Correlation analysis revealed pronounced species-specific relationships between chlorophyll fluorescence parameters and plant physiological traits in our study. In amaranth, photochemical efficiency parameters (Fv/Fm and Y(II)) were strongly and positively associated with antioxidant activity and soluble sugar content. This confirms existing knowledge, that enhanced PSII efficiency may support an antioxidative response to unfavorable conditions, helping maintain ROS homeostasis in chloroplasts [42,48]. This relationship is supported by the observed spectral effects on antioxidant capacity, where monochromatic red light significantly reduced FRAP and radical scavenging activity compared to combined spectra. In contrast, barbarea in this study exhibited a pigment-centered correlation structure, where fluorescence parameters, according to the correlation analysis results, were primarily linked to chlorophyll and carotenoid contents rather than to biomass traits. This interpretation is consistent with the relatively minor spectral effects on antioxidant traits in this species, while pigment composition, particularly chlorophylls and carotenoids, showed greater sensitivity to spectral variation.
Chrysanthemum displayed a dual correlation pattern, with maximal PSII efficiency associated with biomass and antioxidant parameters, whereas photochemical quenching coefficients (qP and qL) were negatively related to antioxidant capacity but positively correlated with pigment composition, thus indicating the high level of complexity of photosynthetic response [49]. This dual response is further supported by pronounced variation in both antioxidant capacity and pigment composition across light treatments, suggesting that spectral regulation of metabolism in this species involves a complex balance between photochemical activity, pigment accumulation, and antioxidative processes.
The most extensive integration between photochemical performance and plant productivity was observed in Perilla, where Fv/Fm, Y(II), and ETRmax showed strong correlations with biomass accumulation, antioxidant activity, and light-use efficiency. In contrast, NPQ, qN, qL, and qP showed strong correlations with chlorophyll, carotenoid, and total phenolic contents. These findings are consistent with the strong spectral modulation of antioxidant capacity observed in this species, highlighting the tight coupling between photochemical performance and metabolic responses. Overall, the results indicate that the functional coupling between PSII performance and plant metabolism varies substantially between species.

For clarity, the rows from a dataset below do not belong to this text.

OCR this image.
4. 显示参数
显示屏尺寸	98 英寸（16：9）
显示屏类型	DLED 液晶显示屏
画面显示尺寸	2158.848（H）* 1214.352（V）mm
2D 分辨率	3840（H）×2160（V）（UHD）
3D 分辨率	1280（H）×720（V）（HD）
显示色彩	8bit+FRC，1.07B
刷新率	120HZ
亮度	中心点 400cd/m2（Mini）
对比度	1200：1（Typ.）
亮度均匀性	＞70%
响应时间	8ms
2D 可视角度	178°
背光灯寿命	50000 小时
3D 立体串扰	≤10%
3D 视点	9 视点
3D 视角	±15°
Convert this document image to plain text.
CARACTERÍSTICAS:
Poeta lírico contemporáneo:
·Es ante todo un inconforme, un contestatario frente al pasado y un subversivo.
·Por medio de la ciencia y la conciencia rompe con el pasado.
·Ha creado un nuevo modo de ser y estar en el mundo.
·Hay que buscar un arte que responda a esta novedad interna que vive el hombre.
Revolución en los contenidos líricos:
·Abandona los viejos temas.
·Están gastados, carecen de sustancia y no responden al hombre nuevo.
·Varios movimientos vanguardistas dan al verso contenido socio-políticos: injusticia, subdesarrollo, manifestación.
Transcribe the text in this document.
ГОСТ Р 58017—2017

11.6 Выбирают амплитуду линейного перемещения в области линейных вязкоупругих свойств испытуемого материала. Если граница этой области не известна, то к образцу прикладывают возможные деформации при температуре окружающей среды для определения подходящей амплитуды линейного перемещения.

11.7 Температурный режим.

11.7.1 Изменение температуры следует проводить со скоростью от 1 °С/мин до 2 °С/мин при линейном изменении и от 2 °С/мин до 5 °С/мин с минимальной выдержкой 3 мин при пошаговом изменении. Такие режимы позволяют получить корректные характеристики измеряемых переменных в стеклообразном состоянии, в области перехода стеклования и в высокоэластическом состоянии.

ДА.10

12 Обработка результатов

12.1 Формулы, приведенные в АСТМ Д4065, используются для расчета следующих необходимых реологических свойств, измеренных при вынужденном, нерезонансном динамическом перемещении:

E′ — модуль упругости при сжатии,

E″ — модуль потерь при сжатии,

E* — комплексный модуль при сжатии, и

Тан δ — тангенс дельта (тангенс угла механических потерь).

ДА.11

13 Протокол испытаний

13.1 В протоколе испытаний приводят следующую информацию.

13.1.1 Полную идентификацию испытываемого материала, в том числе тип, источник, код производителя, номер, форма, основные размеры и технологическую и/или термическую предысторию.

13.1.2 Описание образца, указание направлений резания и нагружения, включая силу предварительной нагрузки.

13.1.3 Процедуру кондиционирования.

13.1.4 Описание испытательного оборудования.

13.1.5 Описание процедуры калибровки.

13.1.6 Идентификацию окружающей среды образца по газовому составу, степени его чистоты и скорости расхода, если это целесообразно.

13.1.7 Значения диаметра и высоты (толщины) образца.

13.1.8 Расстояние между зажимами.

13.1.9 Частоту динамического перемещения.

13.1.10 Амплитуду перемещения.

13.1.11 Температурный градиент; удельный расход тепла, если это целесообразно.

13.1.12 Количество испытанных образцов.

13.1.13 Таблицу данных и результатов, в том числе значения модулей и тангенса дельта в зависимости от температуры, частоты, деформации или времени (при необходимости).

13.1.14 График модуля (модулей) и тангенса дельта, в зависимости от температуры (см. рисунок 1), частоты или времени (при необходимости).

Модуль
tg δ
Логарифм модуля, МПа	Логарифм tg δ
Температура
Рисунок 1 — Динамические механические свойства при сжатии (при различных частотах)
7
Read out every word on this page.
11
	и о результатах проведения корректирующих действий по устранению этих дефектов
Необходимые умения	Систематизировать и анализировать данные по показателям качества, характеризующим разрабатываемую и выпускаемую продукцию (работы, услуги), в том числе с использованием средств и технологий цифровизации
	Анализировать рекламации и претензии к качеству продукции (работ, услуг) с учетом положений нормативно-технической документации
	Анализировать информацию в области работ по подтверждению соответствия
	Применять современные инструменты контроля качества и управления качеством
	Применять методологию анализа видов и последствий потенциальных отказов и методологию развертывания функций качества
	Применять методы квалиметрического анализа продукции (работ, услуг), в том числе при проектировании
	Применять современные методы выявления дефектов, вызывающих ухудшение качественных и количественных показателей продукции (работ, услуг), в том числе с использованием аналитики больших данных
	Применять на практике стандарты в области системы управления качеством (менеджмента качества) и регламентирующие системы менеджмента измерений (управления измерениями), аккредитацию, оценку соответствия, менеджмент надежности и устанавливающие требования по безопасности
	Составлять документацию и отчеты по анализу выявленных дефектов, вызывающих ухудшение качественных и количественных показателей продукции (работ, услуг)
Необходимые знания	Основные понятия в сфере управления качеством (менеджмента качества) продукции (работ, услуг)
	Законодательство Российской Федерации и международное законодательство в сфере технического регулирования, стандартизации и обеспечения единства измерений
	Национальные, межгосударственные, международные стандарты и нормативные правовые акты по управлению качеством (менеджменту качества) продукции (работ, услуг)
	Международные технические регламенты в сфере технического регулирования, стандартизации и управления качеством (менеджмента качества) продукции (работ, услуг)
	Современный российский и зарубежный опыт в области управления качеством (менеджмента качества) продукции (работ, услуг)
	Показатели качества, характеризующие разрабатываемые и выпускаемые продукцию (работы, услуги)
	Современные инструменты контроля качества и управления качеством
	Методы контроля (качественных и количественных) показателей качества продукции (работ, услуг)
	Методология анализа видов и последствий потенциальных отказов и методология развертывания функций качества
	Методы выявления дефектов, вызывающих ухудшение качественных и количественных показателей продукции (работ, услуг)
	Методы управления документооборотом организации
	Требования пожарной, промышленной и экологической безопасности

4.3. Universal and Species-Specific Fluorescence Indicators

Performed multivariate analysis confirms that there is no “universal” indicator that reflects the photoresponse of all investigated species. The degree and pattern of response to light spectra differ significantly depending on species, as well as responsive PAM parameters. Even Fv/Fm, often considered a universal indicator of PSII functionality, was predictive of growth performance only in perilla and chrysanthemum. Similarly, Y(II) and ETRmax demonstrated strong predictive value in perilla but not consistently in the other species. One consistent relationship was observed across all investigated species: the maximum quantum efficiency of PSII (Fv/Fm) was strongly negatively correlated with yield photon flux density (YPFD) in all four species. This is in line with the other published studies on lettuce, where negative interaction between PPFD and Fv/Fm in the case of high light was reported [19,43]. However, the predictive value of specific fluorescence parameters varies strongly across plant species and physiological contexts. Despite fluorescence parameters being successfully adapted as a biofeedback system for light intensity control [15,23,24,25], for wider practical implications, it is also necessary to state that lighting spectrum and intensity are related to similar fluorescence parameters; therefore, they should be tailored individually.

5. Conclusions

This study demonstrated that light spectral composition significantly influences plant photoresponses, as reflected by integrated changes in chlorophyll fluorescence, growth, antioxidant, and pigment traits. Fv/Fm, Y(II) Y(NPQ), photochemical quenching coefficients qP, qL, and ETR were responsive to applied lighting spectrum treatments, with monochromatic red light generally reducing photochemical efficiency and increasing non-photochemical energy dissipation, while combined red–blue spectra supported more stable PSII performance. Far-red radiation primarily affected plant morphology and species-specific responses. No single fluorescence parameter consistently reflected plant performance across all crops. However, the degree and pattern of responses to light spectra differed substantially among species, with Perilla frutescens and Amaranthus tricolor generally exhibiting stronger PAM index responses to spectral variation than Chrysanthemum coronarium and Barbarea verna, indicating that the integration of photochemical and whole-plant responses is species-dependent. Overall, chlorophyll fluorescence can serve as a useful proxy for assessing plant responses under controlled lighting conditions; however, its interpretation requires a species-specific and context-dependent approach.

Supplementary Materials

The following supporting information can be downloaded at: https://www.mdpi.com/article/10.3390/horticulturae12050533/s1, Table S1: Correlation coefficients and p-values between measured variables in A—Amaranthus tricolor, B—Barbarea verna, C—Chrysanthemum coronarius, D—Perilla frutescens, cultivated under different lighting spectrum conditions. Values in bold represent statistically significant relations, when p < 0.05; Table S2: Biochemical analysis and light use efficiency indices in different leafy vegetables in response to different lighting spectra ( x ¯ , n = 3 biological replications). Results presented in dry plant weight (DW). Different superscript letters indicate statistically significant differences between means according to a two-way ANOVA and Tukey’s test (p ≤ 0.05). DW—dry plant weight, Fru—fructose, Glu—glucose, TP—total protein contents, TPC—total phenolic contents, ChlA—chlorophyll A, ChlB—chlorophyll B, Violax—violaxanthin, β car—β carotene; Table S3: The Principal component analysis factor loadings exploring lighting parameters impact on different plants. Bold values represent statistically significant (p < 0.05) relations.

Author Contributions

Conceptualization, A.V. and G.S.; methodology, G.S. and A.P.; formal analysis, G.K., K.L. and A.P.; investigation, G.K. and A.V.; resources, G.S.; data curation, A.V.; writing—original draft preparation, A.V.; writing—review and editing, G.S.; funding acquisition, G.S. All authors have read and agreed to the published version of the manuscript.

Funding

This research was funded by Lithuanian Research Council, grant number S-MIP-22-55.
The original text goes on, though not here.